Und noch viel schlimmer. In Frühjahr dieses Jahres war „Roots“ zum erstenmal im deutschen Fernsehen gelaufen. Mit argen Folgen für unser kindliches Gemüt. Nein, wir waren vom Schicksal des entführten Sklaven Kunta Kinte nicht ergriffen und beeindruckt. Nein, es war ganz anders. Wir beschimpften uns gegenseitig als „Nigger“ und ernannten uns selbst zum Massa. Wenn man jemanden im Schwitzkasten hatte, brüllte man ihm ins Ohr: „Wer ist ein Nigger?“ „Hmmff, ich“ „Und wer ist dein Massa?“ „Pfff, du.“ Ja, das war alles nicht richtig, sondern fürchterlich. Nigger & Massa hatten in Windeseile die bisher führende Schmähung als „Mongo“ abgelöst, die wiederum durch eine Serie, nämlich „Unser Walter“ einige Jahre vorher den Weg auf die Schulhöfe gefunden hatte. Ja, wir waren super, wir waren auf dem besten Weg zur Hochschulreife. Es war uns eigentlich klar, daß wir schon zu alt waren für solchen Quatsch. Aber irgendwann hatte jemand damit angefangen, und dann war es vorbei mit Anstand und Charakter und wir ließen unsere kleine rassistische Sau heraus. Viele Jahre später befragt, behauptete jeder zwar, sich daran erinnern zu können, aber selbst eigentlich gar nicht mitgemacht zu haben.

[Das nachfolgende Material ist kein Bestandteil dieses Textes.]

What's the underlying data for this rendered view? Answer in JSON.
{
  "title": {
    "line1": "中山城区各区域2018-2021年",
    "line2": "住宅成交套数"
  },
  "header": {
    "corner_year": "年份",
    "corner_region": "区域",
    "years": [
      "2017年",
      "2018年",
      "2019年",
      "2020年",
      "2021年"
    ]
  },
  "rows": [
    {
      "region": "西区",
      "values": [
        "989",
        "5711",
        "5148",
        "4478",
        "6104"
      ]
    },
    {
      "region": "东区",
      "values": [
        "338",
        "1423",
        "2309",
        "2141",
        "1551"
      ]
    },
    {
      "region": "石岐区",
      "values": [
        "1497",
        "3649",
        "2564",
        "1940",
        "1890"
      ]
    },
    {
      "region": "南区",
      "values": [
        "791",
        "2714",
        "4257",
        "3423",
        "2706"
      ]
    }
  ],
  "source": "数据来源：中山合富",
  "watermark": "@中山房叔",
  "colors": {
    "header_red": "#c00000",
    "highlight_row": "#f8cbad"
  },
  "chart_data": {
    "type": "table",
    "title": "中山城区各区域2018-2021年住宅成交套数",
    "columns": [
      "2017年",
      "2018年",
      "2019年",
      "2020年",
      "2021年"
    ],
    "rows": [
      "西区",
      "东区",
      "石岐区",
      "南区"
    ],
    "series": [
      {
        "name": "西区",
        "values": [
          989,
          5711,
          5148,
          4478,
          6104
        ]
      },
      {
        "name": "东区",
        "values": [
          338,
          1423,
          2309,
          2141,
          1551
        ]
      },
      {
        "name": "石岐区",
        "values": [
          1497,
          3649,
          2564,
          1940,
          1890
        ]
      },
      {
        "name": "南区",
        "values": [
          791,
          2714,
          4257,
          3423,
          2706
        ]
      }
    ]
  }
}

Natürlich habe ich eigentlich auch nicht mitgemacht. Ich glaube, ich habe keine einzige Folge „Roots“ gesehen, übrigens. Wenn die Eltern etwas nicht geguckt haben, dann hat man das selbst auch nicht gesehen (für heutige Kinder wohl sehr seltsam – Eltern gucken nicht „13 Reasons Why“, ja und?). Höchstens einmal, wenn es WIRKLICH wichtige Sachen ging, z.B. Adventsvierteiler, dann konnte man mitentscheiden. Aber doch nicht bei „Roots“.



Wir fuhren also auf unseren Rädern die 45km von Dortmund nach Haltern. Zwischendurch gab es eine Badepause, keine Ahnung heute mehr, welches Gewässer das gewesen ist. Achja, ich denke, ein Foto kann ich noch ohne Namensnennung posten, zumal kaum Gesichter zu erkennen sind. Ich bin übrigens nicht drauf. Rote T-Shirts waren im Sommer 1978 übrigens der heiße Scheiß. Ich glaube, die kommen bald einmal wieder.

Badepause auf dem Weg nach Haltern





Dann wurden die Zelte aufgebaut. Nachdem die Zeltkinder ihre eigenen Zelte in zwanzig Sekunden aufgebaut hatten, halfen sie uns Benachteiligten (den Zeltniggern, sozusagen) beim Aufbau der Kirchenzelte. Ich bekam einen Platz links neben dem Eingang und pumpte meine Luftmatratze auf. Es hat sich ein Foto überliefert aus jenen Tagen. Ich bin der Junge unten mit dem roten T-Shirt (na klar!). Neben mir, mit der ZACK-Kappe, ist Ricardo, der spanische Austauschschüler. Nachdem ich endlich zuende gepumpt hatte, spielten wir Fußball auf einem Sandplatz, was super war.


 

Ricardo, ich, und das Kirchenzelt (und andere)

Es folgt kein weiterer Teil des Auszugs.